Cloudflare does this although to my knowledge it's not available without an Enterprise subscription which is the only thing they offer with this level of compliance anyway.
All lower plans maybe get PCI DSS and that's it.
It's a valid counter to my point - while they clearly can do it locking it behind an enterprise "talk to us" subscription is lame. That said they are generally customer, market, and product savvy and I suspect they know that any/most orgs that are able to pull off the broader process, etc for actual compliance with these requirements are in fundamentally different positions than some random startup with a bunch of consumer data.
We're also seeing more and more ambiguity with coaching platform startups, etc who don't have a covered entity in sight but that's a different topic for a different day.
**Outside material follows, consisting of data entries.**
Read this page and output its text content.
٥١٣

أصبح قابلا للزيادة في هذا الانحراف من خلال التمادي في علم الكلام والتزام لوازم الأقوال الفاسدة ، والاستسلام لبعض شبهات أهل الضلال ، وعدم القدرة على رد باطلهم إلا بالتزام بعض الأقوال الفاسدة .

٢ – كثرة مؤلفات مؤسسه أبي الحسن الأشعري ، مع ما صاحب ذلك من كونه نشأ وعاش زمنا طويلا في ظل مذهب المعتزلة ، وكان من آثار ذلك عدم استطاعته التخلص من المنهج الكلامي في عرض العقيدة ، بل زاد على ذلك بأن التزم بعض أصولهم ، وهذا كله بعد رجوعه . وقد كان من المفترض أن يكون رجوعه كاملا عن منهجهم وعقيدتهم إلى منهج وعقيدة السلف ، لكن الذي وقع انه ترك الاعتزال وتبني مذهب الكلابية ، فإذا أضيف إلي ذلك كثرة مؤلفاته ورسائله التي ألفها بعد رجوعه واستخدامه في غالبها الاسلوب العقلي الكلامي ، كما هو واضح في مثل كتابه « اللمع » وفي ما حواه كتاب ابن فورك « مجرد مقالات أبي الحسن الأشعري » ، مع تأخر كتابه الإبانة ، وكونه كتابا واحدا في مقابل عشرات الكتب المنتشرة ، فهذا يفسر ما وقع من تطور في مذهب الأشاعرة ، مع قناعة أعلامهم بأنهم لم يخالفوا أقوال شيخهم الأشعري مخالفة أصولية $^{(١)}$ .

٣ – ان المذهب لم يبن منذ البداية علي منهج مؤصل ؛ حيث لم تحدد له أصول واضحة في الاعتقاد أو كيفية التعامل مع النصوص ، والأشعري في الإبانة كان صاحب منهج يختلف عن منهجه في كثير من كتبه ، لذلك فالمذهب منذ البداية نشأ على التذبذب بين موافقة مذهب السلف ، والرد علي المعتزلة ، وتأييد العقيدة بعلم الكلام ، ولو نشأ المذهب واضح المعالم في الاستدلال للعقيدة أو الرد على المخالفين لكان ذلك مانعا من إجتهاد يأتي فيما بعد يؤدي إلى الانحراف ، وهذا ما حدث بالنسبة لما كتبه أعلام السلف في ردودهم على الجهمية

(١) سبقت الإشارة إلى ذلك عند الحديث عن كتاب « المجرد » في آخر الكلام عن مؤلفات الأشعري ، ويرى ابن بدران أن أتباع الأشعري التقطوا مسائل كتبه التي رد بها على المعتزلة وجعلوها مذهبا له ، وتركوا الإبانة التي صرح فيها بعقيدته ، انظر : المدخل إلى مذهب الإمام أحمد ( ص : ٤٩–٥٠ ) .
I've spent most of my career in HIPAA-relevant startups. Generally, I think it's actually a disservice all around for Amazon to basically rubber stamp these architectures and solutions with a HIPAA BAA so that companies think they can call themselves "HIPAA compliant". That's not even what it's supposed to mean, let alone the virtually endless issues and process that need to happen throughout the org for "compliant" to actually mean anything. I haven't reviewed it but I'm certain the AWS BAA is so specific and exclusionary it's trivial to step outside of what it covers.
Yes these agreements are a piece of the puzzle but it's completely reckless to throw something together in AWS, present the BAA to a customer, and call yourselves "HIPAA compliant". Savvy customers, investors, etc will call you out but otherwise it's mostly just a matter of time before you discover your standalone AWS BAA is actually just one of the things on a 50 point (or whatever) checklist.